Een levende bodem is de basis van een gezonde tuin. Helaas schiet het er nog wel eens bij in om deze te vertroetelen. We maken ons zorgen om planten die het niet zo goed doen, blaadjes die verwelken en luizenkolonies die over onze planten trekken. De grond daaronder lijkt niet zo interessant, maar niets is minder waar. Die hangende, wegkwijnende plant kan alles te maken met een slechte bodem. Als de bodem verdicht omdat er niet voldoende lucht en bodemleven is, kan water niet goed opgenomen worden.
Zonder al te theoretisch te worden: de bodem zit vol leven: denk aan wormen, duizendpoten en larven. Deze zitten in de bovenste 10 cm. Haal je een schep aarde uit je grond en zie je daar veel beestjes krioelen, is dat een indicatie voor een gezonde bodem. Maar ook dieper in de grond zit bodemleven, waaronder belangrijke schimmels en bacteriën, allen essentieel voor een gezonde bodem. Tot slot spelen de wortels van planten een actieve rol in het bodemleven. Zij voeden zich met de bodem, maar andersom voeden zij de bodem ook! Dit is heel in het kort het Bodemvoedselweb.
5 tips voor een beter bodemleven
- Bedek de bodem met planten
Zorg dat de beplanting je bodem zoveel mogelijk bedekt. De bodem zorgt hier anders zelf voor door gastheer te zijn voor onkruiden. De bodem wil niet kaal zijn: dit levert immers geen voedsel op, maar (te) veel warmte waardoor het uitdroogt en de grond dicht slaat. Door te kiezen voor variëteit aan beplanting zorg je dat diep en oppervlakkig wortelende planten samenwerken om het bodemleven te stimuleren. Gelukkig zie je steeds minder dat tuinplanten als een eilandje in de tuingrond staan, omdat het een stuk mooier is, maar het is dus ook goed voor je bodem!
- Laat blad en plantenresten liggen
Je maakt je bodem een stuk gezonder als je niet ingrijpt in de cyclus van planten. Als in de herfst het blad valt, laat je die liggen waar het ligt, of harkt het in je borders.
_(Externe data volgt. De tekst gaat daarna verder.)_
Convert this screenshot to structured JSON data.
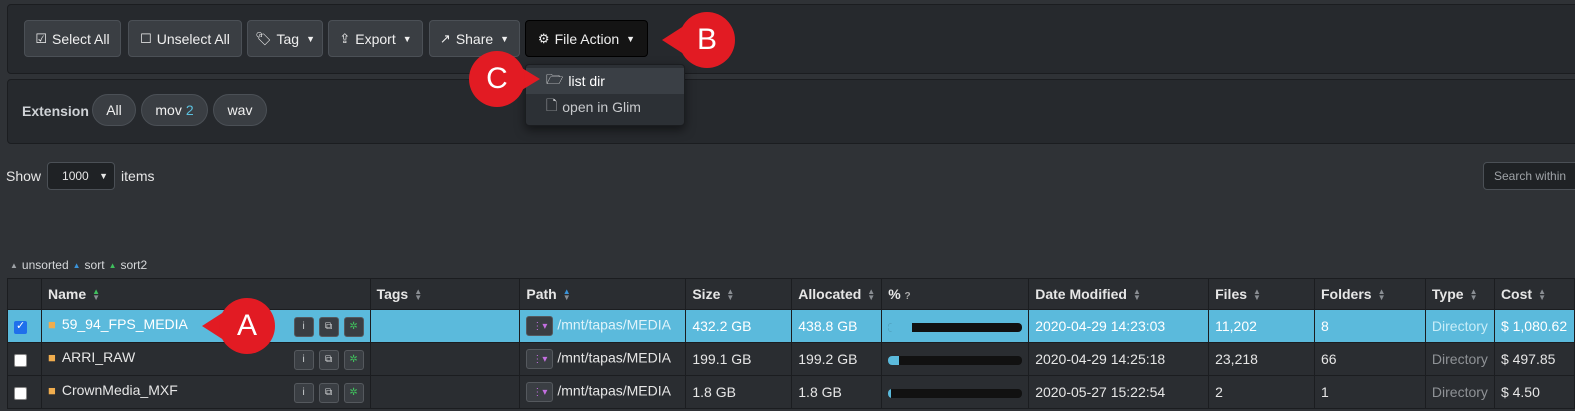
{
  "toolbar": {
    "select_all": "Select All",
    "unselect_all": "Unselect All",
    "tag": "Tag",
    "export": "Export",
    "share": "Share",
    "file_action": "File Action"
  },
  "file_action_menu": {
    "items": [
      {
        "label": "list dir",
        "icon": "folder-open-icon"
      },
      {
        "label": "open in Glim",
        "icon": "file-icon"
      }
    ]
  },
  "extension_filter": {
    "label": "Extension",
    "pills": [
      {
        "label": "All",
        "count": ""
      },
      {
        "label": "mov",
        "count": "2"
      },
      {
        "label": "wav",
        "count": ""
      }
    ]
  },
  "show": {
    "prefix": "Show",
    "value": "1000",
    "suffix": "items"
  },
  "search": {
    "placeholder": "Search within"
  },
  "sort_legend": {
    "unsorted": "unsorted",
    "sort": "sort",
    "sort2": "sort2"
  },
  "callouts": {
    "a": "A",
    "b": "B",
    "c": "C"
  },
  "table": {
    "headers": [
      "Name",
      "Tags",
      "Path",
      "Size",
      "Allocated",
      "%",
      "Date Modified",
      "Files",
      "Folders",
      "Type",
      "Cost"
    ],
    "rows": [
      {
        "selected": true,
        "name": "59_94_FPS_MEDIA",
        "tags": "",
        "path": "/mnt/tapas/MEDIA",
        "size": "432.2 GB",
        "allocated": "438.8 GB",
        "percent": 0.18,
        "date": "2020-04-29 14:23:03",
        "files": "11,202",
        "folders": "8",
        "type": "Directory",
        "cost": "$ 1,080.62"
      },
      {
        "selected": false,
        "name": "ARRI_RAW",
        "tags": "",
        "path": "/mnt/tapas/MEDIA",
        "size": "199.1 GB",
        "allocated": "199.2 GB",
        "percent": 0.08,
        "date": "2020-04-29 14:25:18",
        "files": "23,218",
        "folders": "66",
        "type": "Directory",
        "cost": "$ 497.85"
      },
      {
        "selected": false,
        "name": "CrownMedia_MXF",
        "tags": "",
        "path": "/mnt/tapas/MEDIA",
        "size": "1.8 GB",
        "allocated": "1.8 GB",
        "percent": 0.01,
        "date": "2020-05-27 15:22:54",
        "files": "2",
        "folders": "1",
        "type": "Directory",
        "cost": "$ 4.50"
      }
    ]
  },
  "colors": {
    "accent": "#5bbadc",
    "callout": "#e21b23",
    "folder": "#f0ad4e"
  }
}
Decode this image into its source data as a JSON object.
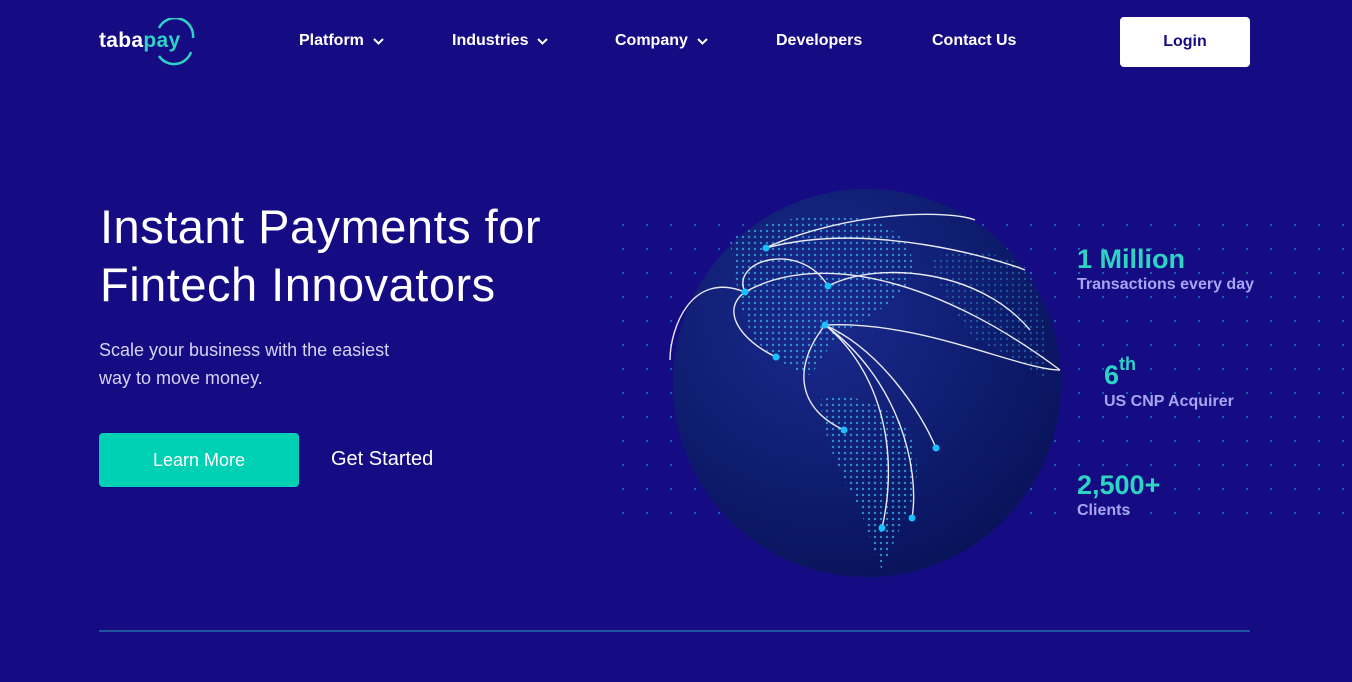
{
  "brand": {
    "logo_main": "taba",
    "logo_accent": "pay"
  },
  "nav": {
    "platform": "Platform",
    "industries": "Industries",
    "company": "Company",
    "developers": "Developers",
    "contact": "Contact Us",
    "login": "Login"
  },
  "hero": {
    "title_line1": "Instant Payments for",
    "title_line2": "Fintech Innovators",
    "subtitle_line1": "Scale your business with the easiest",
    "subtitle_line2": "way to move money.",
    "learn_more": "Learn More",
    "get_started": "Get Started"
  },
  "stats": [
    {
      "value": "1 Million",
      "label": "Transactions every day"
    },
    {
      "value": "6",
      "suffix": "th",
      "label": "US CNP Acquirer"
    },
    {
      "value": "2,500+",
      "label": "Clients"
    }
  ],
  "colors": {
    "background": "#150c84",
    "accent": "#00d0b4",
    "stat_value": "#2fd3c4",
    "stat_label": "#a9a4f2",
    "button_text": "#150c84"
  },
  "icons": {
    "dropdown": "chevron-down-icon",
    "globe": "globe-illustration"
  }
}
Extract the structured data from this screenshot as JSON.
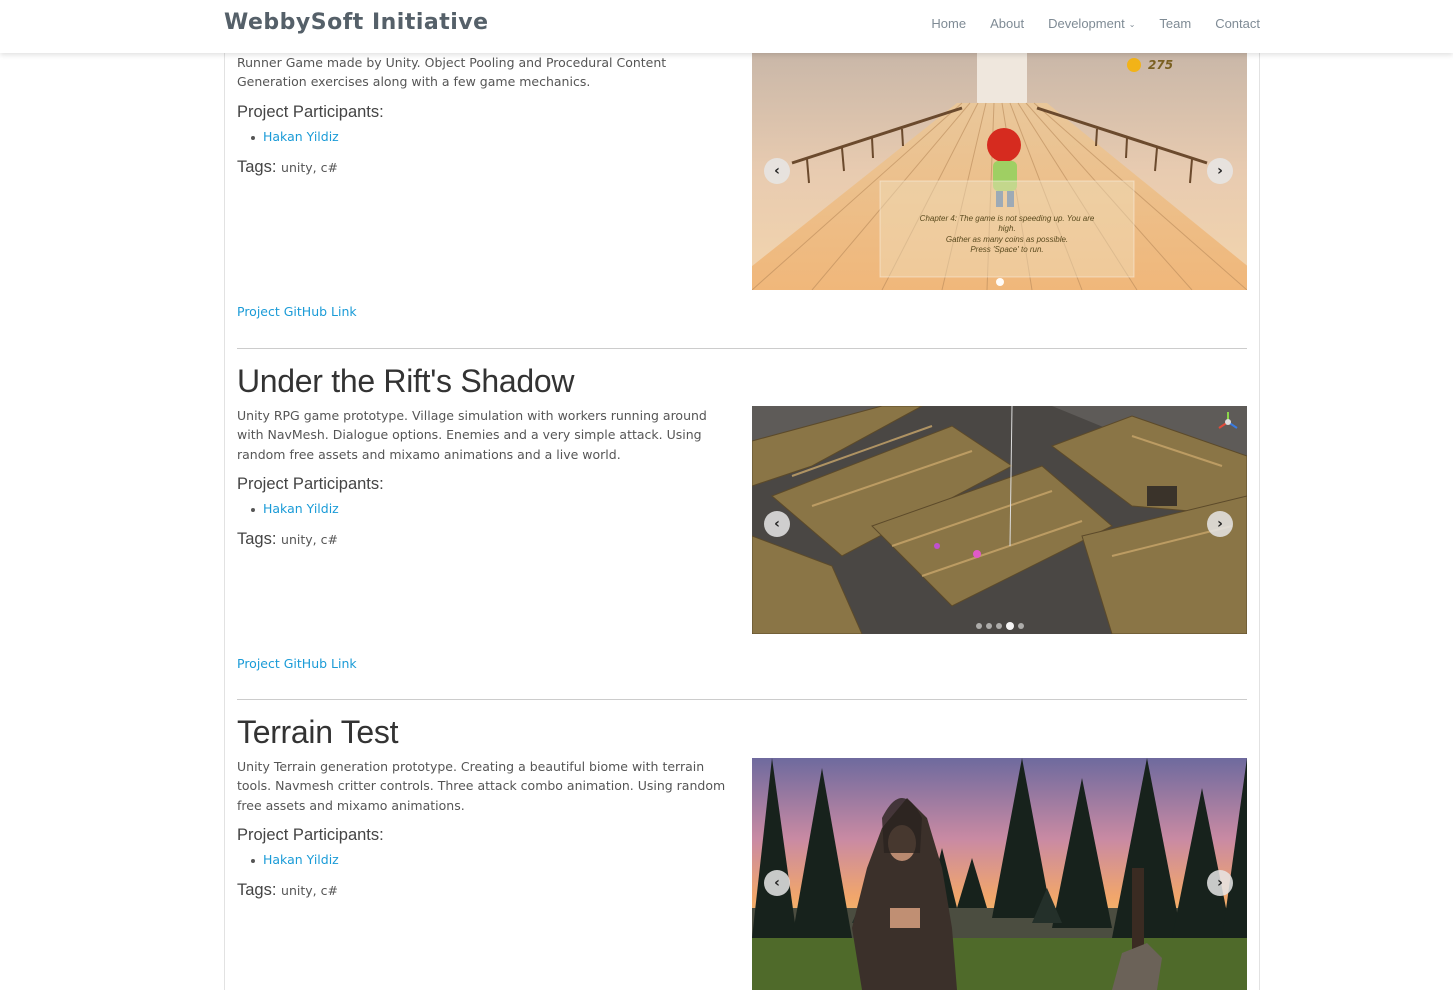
{
  "site": {
    "brand": "WebbySoft Initiative",
    "nav": [
      {
        "label": "Home"
      },
      {
        "label": "About"
      },
      {
        "label": "Development"
      },
      {
        "label": "Team"
      },
      {
        "label": "Contact"
      }
    ]
  },
  "projects": [
    {
      "title": "",
      "description": "Runner Game made by Unity. Object Pooling and Procedural Content Generation exercises along with a few game mechanics.",
      "participants_heading": "Project Participants:",
      "participants": [
        "Hakan Yildiz"
      ],
      "tags_label": "Tags:",
      "tags": "unity, c#",
      "link": "Project GitHub Link",
      "slide": {
        "coin_count": "275",
        "caption_line1": "Chapter 4: The game is not speeding up. You are",
        "caption_line2": "high.",
        "caption_line3": "Gather as many coins as possible.",
        "caption_line4": "Press 'Space' to run."
      }
    },
    {
      "title": "Under the Rift's Shadow",
      "description": "Unity RPG game prototype. Village simulation with workers running around with NavMesh. Dialogue options. Enemies and a very simple attack. Using random free assets and mixamo animations and a live world.",
      "participants_heading": "Project Participants:",
      "participants": [
        "Hakan Yildiz"
      ],
      "tags_label": "Tags:",
      "tags": "unity, c#",
      "link": "Project GitHub Link"
    },
    {
      "title": "Terrain Test",
      "description": "Unity Terrain generation prototype. Creating a beautiful biome with terrain tools. Navmesh critter controls. Three attack combo animation. Using random free assets and mixamo animations.",
      "participants_heading": "Project Participants:",
      "participants": [
        "Hakan Yildiz"
      ],
      "tags_label": "Tags:",
      "tags": "unity, c#",
      "link": "Project GitHub Link"
    }
  ],
  "colors": {
    "link": "#1a9bd7",
    "brand": "#556069",
    "nav": "#7f8b95"
  },
  "icons": {
    "prev": "chevron-left-icon",
    "next": "chevron-right-icon",
    "dropdown": "chevron-down-icon",
    "coin": "coin-icon"
  }
}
Planten die afsterven laat je in eerste instantie staan als voedsel en overwinteringsplek voor de vogels en andere beestjes. Rond maart kun je de planten in kleine stukjes knippen en gewoon op de bodem laten vallen. Deze plantenresten zijn een goede voedingsbron voor het bodemleven. Hark het materiaal niet onder, de wormen en andere beestjes doen dit voor jou, op het moment dat dit nodig is.
- Plant een boom
Een boom wortelt diep, rond de wortels van een boom gebeurt heel veel. De wortels geven voedsel af, waar schimmels en bacteriën van kunnen leven. Deze zijn vervolgens weer een voedingsbron voor de boom, een prachtige kringloop dus. Onder een boom is de grond vaak koeler en daardoor droogt de bovenlaag minder snel uit. Maar een boom heeft meer voordelen: de wortels zorgen voor een betere structuur van de bodem, waardoor deze steviger wordt. En ze kunnen met hun grote volume veel water opvangen en vasthouden bij regen. De bodem kan zo beter hevige hoosbuien verwerken, waardoor het water niet blijft staan.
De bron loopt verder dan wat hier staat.